Yes, the bathroom. Last week the builder, a heavy smoker in his late forties, spent four days here gutting everything and making a start on the tiles. The builder’s name is Dan, and he’s back again today. The plumber, who should be coming on Wednesday, is Bogdan. So just like Dan, but he has to deal with the bog. Nominative determinism in action. It would have been easy if I could have just left Dan to his own devices but at times I’ve had to make decisions. Friday was a bit fraught. In a gap between lessons I went with him in his van, first to the tip, then to Dedeman where we spent well over an hour. That place, where everything is orange and blue, reminding me of Uncle Ben’s sauce, is disorienting at the best of times. In places like that I freeze, or even worse I concentrate on all the wrong things, like why it is that Romanians call the middle traffic light galben, or yellow, when they’re clearly orange. Is it because portocaliu, the Romanian word for orange, has too many syllables? (Officially in the UK, the middle light is amber, but nobody actually calls it that unless they’re trying especially hard to be an annoying twat. In the New Zealand road code – I’ve just had a look – it’s officially yellow even though everyone in NZ surely calls it orange. I see that Toby Manhire, writing about the Covid traffic light system, is no fan of the yellow designation.)

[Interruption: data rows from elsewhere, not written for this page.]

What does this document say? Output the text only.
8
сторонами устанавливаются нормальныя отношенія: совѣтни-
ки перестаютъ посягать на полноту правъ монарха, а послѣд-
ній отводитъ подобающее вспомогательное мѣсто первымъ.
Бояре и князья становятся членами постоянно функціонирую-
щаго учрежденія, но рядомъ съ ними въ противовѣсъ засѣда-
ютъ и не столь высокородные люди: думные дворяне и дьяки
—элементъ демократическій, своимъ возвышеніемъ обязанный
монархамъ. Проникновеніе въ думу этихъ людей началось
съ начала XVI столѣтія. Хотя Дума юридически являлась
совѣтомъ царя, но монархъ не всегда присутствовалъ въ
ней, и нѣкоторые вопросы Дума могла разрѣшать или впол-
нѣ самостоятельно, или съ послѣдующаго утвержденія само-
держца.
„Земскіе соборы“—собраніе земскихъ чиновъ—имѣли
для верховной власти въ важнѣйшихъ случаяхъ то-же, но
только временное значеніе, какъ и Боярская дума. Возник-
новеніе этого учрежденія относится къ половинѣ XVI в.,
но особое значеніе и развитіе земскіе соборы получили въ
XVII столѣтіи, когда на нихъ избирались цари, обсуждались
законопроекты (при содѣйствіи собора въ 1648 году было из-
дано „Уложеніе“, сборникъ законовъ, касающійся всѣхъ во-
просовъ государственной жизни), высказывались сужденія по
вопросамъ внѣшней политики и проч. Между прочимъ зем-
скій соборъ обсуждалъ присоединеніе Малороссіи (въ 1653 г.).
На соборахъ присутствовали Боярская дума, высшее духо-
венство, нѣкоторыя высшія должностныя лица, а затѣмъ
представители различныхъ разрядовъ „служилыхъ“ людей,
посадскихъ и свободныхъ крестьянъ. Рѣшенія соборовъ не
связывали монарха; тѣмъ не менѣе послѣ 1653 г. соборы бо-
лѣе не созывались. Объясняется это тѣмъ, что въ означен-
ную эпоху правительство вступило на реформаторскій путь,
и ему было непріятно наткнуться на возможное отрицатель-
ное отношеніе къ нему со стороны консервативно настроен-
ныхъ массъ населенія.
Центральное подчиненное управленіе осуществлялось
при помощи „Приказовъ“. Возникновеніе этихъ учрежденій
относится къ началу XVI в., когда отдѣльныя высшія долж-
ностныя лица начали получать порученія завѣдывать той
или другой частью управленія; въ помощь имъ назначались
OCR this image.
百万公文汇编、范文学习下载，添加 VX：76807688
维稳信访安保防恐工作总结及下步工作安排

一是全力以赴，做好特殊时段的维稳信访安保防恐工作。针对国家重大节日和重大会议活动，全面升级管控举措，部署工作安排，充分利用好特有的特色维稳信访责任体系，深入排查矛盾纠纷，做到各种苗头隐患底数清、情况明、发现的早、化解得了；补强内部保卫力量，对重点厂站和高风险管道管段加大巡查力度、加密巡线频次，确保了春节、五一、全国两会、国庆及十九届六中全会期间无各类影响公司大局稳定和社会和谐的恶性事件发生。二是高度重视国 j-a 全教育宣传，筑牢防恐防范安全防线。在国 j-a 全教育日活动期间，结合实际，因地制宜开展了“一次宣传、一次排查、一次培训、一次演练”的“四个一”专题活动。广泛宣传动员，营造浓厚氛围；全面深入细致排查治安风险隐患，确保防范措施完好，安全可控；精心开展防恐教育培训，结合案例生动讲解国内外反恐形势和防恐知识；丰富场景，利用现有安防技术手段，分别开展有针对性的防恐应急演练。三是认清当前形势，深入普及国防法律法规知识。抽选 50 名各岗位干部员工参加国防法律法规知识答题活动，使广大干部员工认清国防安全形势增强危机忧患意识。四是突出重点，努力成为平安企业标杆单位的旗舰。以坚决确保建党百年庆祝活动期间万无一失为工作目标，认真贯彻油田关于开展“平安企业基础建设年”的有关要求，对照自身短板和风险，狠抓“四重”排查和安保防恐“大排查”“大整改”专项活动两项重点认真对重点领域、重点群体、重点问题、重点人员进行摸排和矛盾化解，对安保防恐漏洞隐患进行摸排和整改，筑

Back to Dedeman. I first had to choose some floor and ceiling tiles without pissing Dan off too much. Which browny grey or bluey grey or whitey grey do I choose? Shiny or semi-shiny or non-shiny? I almost thought, sod it, I’ll get the one with the bright pink fish. Then I chose a loo and a sink and a cupboard and so on and so forth. We made several stops as Dan got his quarter-tonne of cement and gypsum board and many other bits and pieces. I got so lost in there. “Get the trolley and bring it back to me,” he said. But, but, that’s like eight aisles away and I wasn’t paying attention. Back home, we had to haul the vast bags of cement up the stairs to my flat. I managed, but struggled to keep up with the smoker half-a-dozen years older than me.

I spoke to my brother last night. His wife’s family really go to town with Christmas activities, and he seemed almost envious of the non-Christmas I’ll end up having. He was grateful for the lockdown two years ago. We talked about our aunt who seemed pretty good on the phone when I spoke to her last week. But physically she’s a mess; my brother doesn’t think she’ll be around much longer. We discussed, of all things, the new notes and coins with King Charles’s portrait. He said that monarchs alternate the direction they look in, so Elizabeth faces right while Charles will face left (I knew that), and that queens wear crowns but kings don’t (I didn’t know that). Soon this will all be moot – cash is rapidly disappearing from Britain.

The deadliest and stupidest football World Cup ever is over. The football – none of which I watched – was a roaring success, as it was always going to be. Yesterday’s final surely ranks as one of the greatest games of all time, but why can’t they damn well decide it properly? (Five of the knockout matches, or about a third, went to penalties at this World Cup.) “Nobody has come up with a better way” is such a lazy argument. There are no end of better options. My favourite is to gradually remove players from each side after 120 minutes until someone scores. With all that space, someone is bound to. I’m aware here that I’m over 40 and younger people think shoot-outs are “sick” or whatever, so they’re unlikely to go away any time soon. By the way, I only maintained a vague interest in the World Cup (go Morocco!) because of the boys I teach, many of whom had never seen a normal World Cup before. For them, this is normal.